Server virtualization for Oracle databases is here–and it works, so it will be staying. As database administrators, we must adapt to the new architecture, while ensuring database performance and resiliency. A recent client problem involving a handful of critical applications revealed two key configuration settings every database administrator needs to continuously verify. Even in the virtual world of shared host resource utilization, some resources should not be shared and some guests need to be granted “VIP” status.
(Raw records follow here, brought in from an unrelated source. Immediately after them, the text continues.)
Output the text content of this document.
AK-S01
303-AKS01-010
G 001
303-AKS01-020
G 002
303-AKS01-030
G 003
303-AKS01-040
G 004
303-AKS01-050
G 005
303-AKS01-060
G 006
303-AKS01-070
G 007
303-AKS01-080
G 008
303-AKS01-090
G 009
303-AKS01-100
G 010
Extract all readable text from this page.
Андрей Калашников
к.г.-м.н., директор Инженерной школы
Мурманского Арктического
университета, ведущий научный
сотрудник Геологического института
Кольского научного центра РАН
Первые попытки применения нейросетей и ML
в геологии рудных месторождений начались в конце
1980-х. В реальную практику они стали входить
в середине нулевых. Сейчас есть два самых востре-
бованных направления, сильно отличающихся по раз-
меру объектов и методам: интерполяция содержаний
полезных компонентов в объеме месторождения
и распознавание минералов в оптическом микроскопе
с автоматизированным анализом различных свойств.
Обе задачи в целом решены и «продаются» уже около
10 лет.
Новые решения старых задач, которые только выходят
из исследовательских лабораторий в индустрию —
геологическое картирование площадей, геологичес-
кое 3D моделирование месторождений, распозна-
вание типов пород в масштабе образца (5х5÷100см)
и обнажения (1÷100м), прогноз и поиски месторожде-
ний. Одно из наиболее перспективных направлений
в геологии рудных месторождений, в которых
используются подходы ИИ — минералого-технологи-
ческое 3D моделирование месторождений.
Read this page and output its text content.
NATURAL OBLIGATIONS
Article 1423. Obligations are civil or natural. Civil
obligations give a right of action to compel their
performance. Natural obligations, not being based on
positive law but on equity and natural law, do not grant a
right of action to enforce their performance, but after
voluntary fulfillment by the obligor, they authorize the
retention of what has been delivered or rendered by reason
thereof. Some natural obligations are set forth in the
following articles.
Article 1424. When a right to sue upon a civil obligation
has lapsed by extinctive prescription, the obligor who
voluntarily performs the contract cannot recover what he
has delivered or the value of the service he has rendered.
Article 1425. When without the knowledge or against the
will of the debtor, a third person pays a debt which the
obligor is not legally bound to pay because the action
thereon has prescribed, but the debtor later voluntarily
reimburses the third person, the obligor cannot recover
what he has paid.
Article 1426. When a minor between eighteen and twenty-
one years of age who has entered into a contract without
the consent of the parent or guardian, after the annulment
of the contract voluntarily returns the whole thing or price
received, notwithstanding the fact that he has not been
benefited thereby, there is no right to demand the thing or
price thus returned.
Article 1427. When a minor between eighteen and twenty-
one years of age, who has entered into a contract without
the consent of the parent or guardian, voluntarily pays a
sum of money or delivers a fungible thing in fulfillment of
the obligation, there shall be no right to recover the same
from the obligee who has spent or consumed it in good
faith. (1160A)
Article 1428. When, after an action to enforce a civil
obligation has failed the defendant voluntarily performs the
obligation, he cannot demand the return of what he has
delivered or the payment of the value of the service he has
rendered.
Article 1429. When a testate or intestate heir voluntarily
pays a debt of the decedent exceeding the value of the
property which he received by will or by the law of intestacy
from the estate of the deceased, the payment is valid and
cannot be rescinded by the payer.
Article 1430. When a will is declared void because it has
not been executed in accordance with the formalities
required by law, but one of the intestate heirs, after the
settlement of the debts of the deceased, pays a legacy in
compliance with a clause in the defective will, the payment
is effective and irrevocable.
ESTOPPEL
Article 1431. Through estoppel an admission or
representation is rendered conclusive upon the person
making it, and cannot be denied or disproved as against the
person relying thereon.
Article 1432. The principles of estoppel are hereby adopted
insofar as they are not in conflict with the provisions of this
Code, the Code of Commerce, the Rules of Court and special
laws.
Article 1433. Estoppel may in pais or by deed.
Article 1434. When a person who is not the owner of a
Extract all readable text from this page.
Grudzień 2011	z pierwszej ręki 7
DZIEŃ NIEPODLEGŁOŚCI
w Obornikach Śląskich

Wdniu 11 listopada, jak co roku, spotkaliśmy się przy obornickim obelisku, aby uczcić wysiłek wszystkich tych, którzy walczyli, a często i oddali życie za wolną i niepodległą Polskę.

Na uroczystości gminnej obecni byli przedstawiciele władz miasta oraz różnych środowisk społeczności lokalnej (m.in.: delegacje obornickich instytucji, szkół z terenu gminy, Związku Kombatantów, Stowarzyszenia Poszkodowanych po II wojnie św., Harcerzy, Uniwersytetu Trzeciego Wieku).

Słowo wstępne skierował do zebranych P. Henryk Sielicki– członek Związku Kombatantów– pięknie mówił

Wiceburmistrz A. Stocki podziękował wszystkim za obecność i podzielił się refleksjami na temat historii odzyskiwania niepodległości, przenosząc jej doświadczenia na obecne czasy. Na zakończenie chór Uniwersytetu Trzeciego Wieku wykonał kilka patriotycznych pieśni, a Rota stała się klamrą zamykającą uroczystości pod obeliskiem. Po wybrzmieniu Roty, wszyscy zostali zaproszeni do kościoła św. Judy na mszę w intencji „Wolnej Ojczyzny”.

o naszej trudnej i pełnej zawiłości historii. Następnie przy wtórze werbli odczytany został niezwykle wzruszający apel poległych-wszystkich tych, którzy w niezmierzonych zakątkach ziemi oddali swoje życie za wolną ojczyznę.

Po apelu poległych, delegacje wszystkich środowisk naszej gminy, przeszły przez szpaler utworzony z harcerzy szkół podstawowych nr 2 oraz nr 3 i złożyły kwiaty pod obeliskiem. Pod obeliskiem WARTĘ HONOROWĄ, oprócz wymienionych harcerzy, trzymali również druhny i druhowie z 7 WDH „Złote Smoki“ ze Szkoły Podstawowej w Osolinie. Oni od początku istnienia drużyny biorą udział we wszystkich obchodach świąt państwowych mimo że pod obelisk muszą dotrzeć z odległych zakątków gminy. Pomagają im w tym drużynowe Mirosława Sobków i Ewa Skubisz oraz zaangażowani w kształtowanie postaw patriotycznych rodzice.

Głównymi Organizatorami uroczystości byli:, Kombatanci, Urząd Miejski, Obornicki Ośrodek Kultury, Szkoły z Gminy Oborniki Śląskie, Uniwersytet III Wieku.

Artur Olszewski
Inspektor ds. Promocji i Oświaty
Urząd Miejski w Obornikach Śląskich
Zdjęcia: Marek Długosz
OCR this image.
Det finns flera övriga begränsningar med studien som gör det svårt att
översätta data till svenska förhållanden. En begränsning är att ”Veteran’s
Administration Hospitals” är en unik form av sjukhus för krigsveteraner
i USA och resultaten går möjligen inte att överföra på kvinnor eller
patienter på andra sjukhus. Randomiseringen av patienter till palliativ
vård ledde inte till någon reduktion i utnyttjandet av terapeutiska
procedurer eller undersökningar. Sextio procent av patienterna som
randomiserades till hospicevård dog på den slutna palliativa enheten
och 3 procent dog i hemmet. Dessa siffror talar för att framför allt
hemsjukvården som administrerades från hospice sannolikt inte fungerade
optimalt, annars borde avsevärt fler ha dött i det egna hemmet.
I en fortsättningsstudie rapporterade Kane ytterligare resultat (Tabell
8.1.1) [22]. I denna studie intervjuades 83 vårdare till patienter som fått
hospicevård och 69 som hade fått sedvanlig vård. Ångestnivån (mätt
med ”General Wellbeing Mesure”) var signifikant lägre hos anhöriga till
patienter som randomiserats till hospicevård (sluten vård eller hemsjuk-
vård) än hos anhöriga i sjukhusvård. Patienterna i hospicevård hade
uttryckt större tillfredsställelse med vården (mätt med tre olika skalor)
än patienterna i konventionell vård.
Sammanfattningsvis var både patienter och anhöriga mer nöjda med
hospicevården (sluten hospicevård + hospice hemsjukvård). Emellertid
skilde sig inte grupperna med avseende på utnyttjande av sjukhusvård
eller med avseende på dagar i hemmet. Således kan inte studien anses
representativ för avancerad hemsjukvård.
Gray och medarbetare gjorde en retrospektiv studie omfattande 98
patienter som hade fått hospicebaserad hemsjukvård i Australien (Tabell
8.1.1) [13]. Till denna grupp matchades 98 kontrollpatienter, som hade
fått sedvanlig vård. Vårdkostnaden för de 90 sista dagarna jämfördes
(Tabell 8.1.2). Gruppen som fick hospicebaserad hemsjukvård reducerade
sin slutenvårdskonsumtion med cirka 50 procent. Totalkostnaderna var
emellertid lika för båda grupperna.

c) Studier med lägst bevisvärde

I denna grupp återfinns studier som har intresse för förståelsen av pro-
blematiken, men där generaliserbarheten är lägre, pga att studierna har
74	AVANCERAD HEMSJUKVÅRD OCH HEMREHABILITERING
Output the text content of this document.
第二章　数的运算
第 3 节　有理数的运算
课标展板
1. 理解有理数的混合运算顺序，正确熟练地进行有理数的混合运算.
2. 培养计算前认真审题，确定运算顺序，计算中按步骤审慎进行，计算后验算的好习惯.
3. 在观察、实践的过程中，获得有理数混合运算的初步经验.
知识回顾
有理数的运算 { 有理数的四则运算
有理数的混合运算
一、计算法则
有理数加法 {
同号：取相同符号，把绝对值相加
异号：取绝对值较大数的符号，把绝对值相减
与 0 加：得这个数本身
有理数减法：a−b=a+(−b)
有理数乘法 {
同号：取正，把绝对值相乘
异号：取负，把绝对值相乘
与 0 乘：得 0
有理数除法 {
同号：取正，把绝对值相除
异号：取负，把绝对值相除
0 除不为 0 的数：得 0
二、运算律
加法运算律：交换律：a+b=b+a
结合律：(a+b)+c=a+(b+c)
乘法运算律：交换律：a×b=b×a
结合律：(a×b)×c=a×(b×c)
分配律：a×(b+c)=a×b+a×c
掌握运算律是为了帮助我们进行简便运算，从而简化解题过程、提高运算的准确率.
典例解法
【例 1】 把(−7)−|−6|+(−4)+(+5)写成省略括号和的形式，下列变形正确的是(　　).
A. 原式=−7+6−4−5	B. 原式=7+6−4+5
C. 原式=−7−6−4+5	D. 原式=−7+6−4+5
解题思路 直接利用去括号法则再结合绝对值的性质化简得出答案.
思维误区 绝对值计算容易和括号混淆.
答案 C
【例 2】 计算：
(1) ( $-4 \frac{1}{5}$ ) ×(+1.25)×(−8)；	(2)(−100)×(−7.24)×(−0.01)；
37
Case study: Critical applications running very slowly
A client reported that five business-crucial applications were suddenly running extremely slow. The impact scope unfortunately included the client’s external partners, so there was no time to waste. As the discussion unfolded, a possible bottleneck point was identified: the Oracle database managing the business-rules engine data. This database was hosted as a virtual guest on a mainframe computer running zLinux on IFL (Integrated Facility for Linux) processors. The mainframe LPAR hosted at least seven other server guests, each running two JVMs, so this was a busy environment. The database itself was fronted by nearly 20 JVMs, all from the five different applications that were reported as slow.
Different teams dug into the infrastructure with a primary focus on the database environment. The mainframe engineer reported that the physical host LPAR resources were not strained. The Oracle DBA reported an increase in overall response time and had concerns about CPU availability. Finally, the zLinux engineer reported that resource stealing was occurring between the guests, with the database server guest losing up to 90% of its assigned virtual CPU value. Then within minutes, the zLinux engineer reported that memory had been take away from the Oracle database guest server, so now the database SGA was being swapped.
Lessons learned: Performance impact of resource shortages
Actions were taken to resolve the slowness and a post-mortem was done to verify root cause and determine mitigation. The final root causes were that the Oracle database guest server had not been guaranteed CPU or memory resources. Now, this guest has a memory reservation designed to not allow the SGA to ever get swapped and has been registered with the CPU dispatch process to always get CPU when ready, ahead of all other guests.
So, please remember that the people building the underlying architecture upon which the Oracle guest will reside probably don’t understand database hosting, especially the performance impact of resource shortages. Take time to educate your peers, be sure to ask for fixed minimum resources, and then continuously check that the configuration doesn’t get changed inadvertently over time.